生理强度电场抑制E-cadherin表达促使表皮细胞低分化的作用与机制研究

The maintenance of low differentiation is an important feature of neonatal epidermis, and acts as the key to determine the migratory phenotype and motility of keratinocytes during wound reepithelialization. We found in vivo for the first time that wound endogenous electric field is an important signal to inhibit epidermal differentiation, but the mechanism is not clear. Based on a critical role for E-cadherin in mediating epidermal differentiation that has been well identified previously and our current findings, we here proposes a hypothesis that electric field signal inhibits E-cadherin transcription via the EGFR/ERK/Snail pathway, thereby inhibiting keratinocyte differentiation. We firstly intend to further confirm a role of electric field in keratinocyte differentiation in vivo and in vitro, and then elucidate that the suppressed E-cadherin and its mediated differentiation pathways accounts for the low differentiation of keratinocyte induced by electric field. Using techniques such as gene silencing et al., we plan to reveal that EGFR/ERK activation and up-regulation of transcription inhibitory activity of Snail are the key signal mechanisms for E-cadherion downregulation, and further check out how ERK regulates Snail from its transcription to intracellular distribution, and which molecular downstream of ERK responsible for the direct interaction with Snail. Finally, by using EGFR mutant mice, we intend to verify the signal mechanisms responsible for wound endogenous electric field suppressed epidermal differentiation in vivo.

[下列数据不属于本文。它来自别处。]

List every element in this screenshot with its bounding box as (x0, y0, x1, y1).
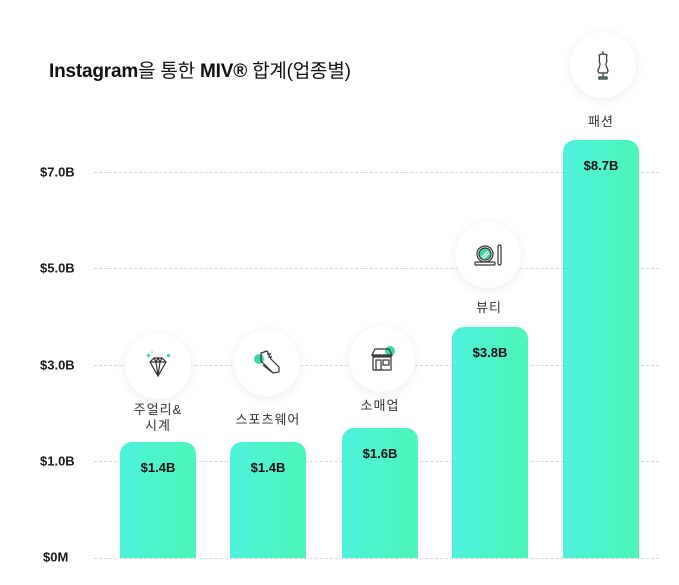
y-tick-label: $0M (43, 549, 69, 565)
bar-value-label: $1.4B (140, 460, 176, 475)
chart-title: Instagram을 통한 MIV® 합계(업종별) (49, 56, 351, 83)
category-label: 패션 (588, 114, 614, 129)
bar-value-label: $1.6B (362, 446, 398, 461)
title-suffix: 합계(업종별) (247, 61, 351, 82)
y-tick-label: $1.0B (40, 453, 75, 469)
mannequin-icon (570, 32, 636, 98)
bar-jewelry-watches: $1.4B (120, 442, 196, 558)
bar-value-label: $8.7B (583, 158, 619, 173)
y-tick-label: $7.0B (40, 164, 75, 180)
bar-fashion: $8.7B (563, 140, 639, 558)
bar-sportswear: $1.4B (230, 442, 306, 558)
category-label: 주얼리& 시계 (133, 402, 183, 433)
gridline-5b (94, 268, 659, 269)
y-tick-label: $3.0B (40, 357, 75, 373)
bar-beauty: $3.8B (452, 327, 528, 558)
storefront-icon (349, 326, 415, 392)
diamond-icon (125, 333, 191, 399)
category-label: 뷰티 (476, 300, 502, 315)
title-prefix: Instagram (49, 61, 139, 82)
bar-value-label: $1.4B (250, 460, 286, 475)
title-mid: 을 통한 (138, 61, 201, 82)
sneaker-icon (234, 330, 300, 396)
bar-retail: $1.6B (342, 428, 418, 558)
y-tick-label: $5.0B (40, 260, 75, 276)
title-brand: MIV® (200, 61, 247, 82)
category-label: 스포츠웨어 (235, 412, 301, 427)
compact-mirror-icon (455, 222, 521, 288)
bar-value-label: $3.8B (472, 345, 508, 360)
gridline-0 (94, 558, 659, 559)
category-label: 소매업 (360, 398, 400, 413)
gridline-7b (94, 172, 659, 173)
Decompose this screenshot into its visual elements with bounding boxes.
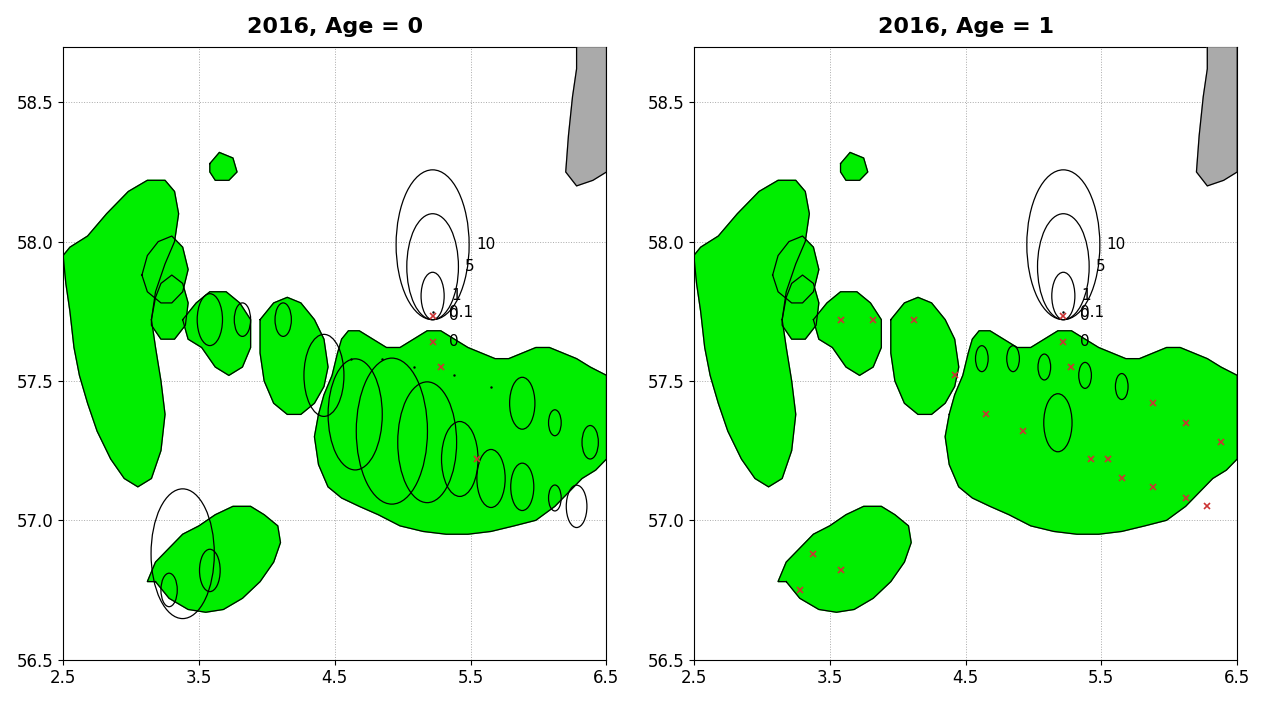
Title: 2016, Age = 1: 2016, Age = 1 (878, 17, 1054, 37)
Polygon shape (314, 331, 607, 534)
Text: 0: 0 (449, 334, 459, 349)
Text: 10: 10 (476, 237, 495, 252)
Polygon shape (945, 331, 1237, 534)
Text: 0: 0 (1079, 308, 1090, 323)
Polygon shape (773, 236, 818, 303)
Polygon shape (210, 153, 237, 180)
Polygon shape (142, 236, 188, 303)
Polygon shape (778, 506, 911, 612)
Text: 0.1: 0.1 (1079, 305, 1104, 320)
Title: 2016, Age = 0: 2016, Age = 0 (247, 17, 423, 37)
Polygon shape (840, 153, 868, 180)
Polygon shape (147, 506, 280, 612)
Polygon shape (182, 291, 251, 375)
Polygon shape (1196, 46, 1237, 186)
Polygon shape (566, 46, 607, 186)
Polygon shape (891, 297, 959, 415)
Polygon shape (813, 291, 882, 375)
Polygon shape (694, 180, 810, 487)
Text: 5: 5 (1096, 259, 1106, 274)
Text: 10: 10 (1106, 237, 1126, 252)
Polygon shape (260, 297, 328, 415)
Polygon shape (152, 275, 188, 339)
Polygon shape (782, 275, 818, 339)
Text: 0.1: 0.1 (449, 305, 473, 320)
Text: 1: 1 (1082, 289, 1091, 303)
Text: 0: 0 (449, 308, 459, 323)
Polygon shape (63, 180, 179, 487)
Text: 1: 1 (451, 289, 461, 303)
Text: 0: 0 (1079, 334, 1090, 349)
Text: 5: 5 (465, 259, 475, 274)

Therefore, this study would be of great significance in revealing a new mechanism of epidermal differentiation regulation, innovating the new theory for electric field promoting reepithelialization, and deepening our understanding on wound healing and even unhealing mechanisms.

低分化状态的维持是创缘新生表皮的重要特征，是决定表皮细胞移行表型和运动性的关键。我们首次发现，创缘电场具有抑制表皮分化的重要作用，但机制不清楚。基于E-cadherin介导表皮分化的认识，结合工作基础，本研究提出电场信号经由EGFR/ERK/Snail途径，抑制E-cadherin转录，从而抑制表皮分化的假设，拟首先从体内外水平进一步明确电场抑制表皮细胞分化的作用，继而阐明E-cadherin表达及其介导的分化途径受抑是其重要机制；采用基因沉默等技术，揭示EGFR/ERK激活、上调Snail的转录抑制活性是E-cadherin表达受抑的关键；从表达到分布，探寻ERK调节Snail的可能环节与分子基础；最后，利用EGFR突变体转基因小鼠在体验证创缘电场抑制表皮分化的作用机制和意义。研究对揭示创面表皮分化调节新机制，创新电场促上皮化作用新理论，深化创面愈合乃至创面难愈机制的认识，具有重要意义。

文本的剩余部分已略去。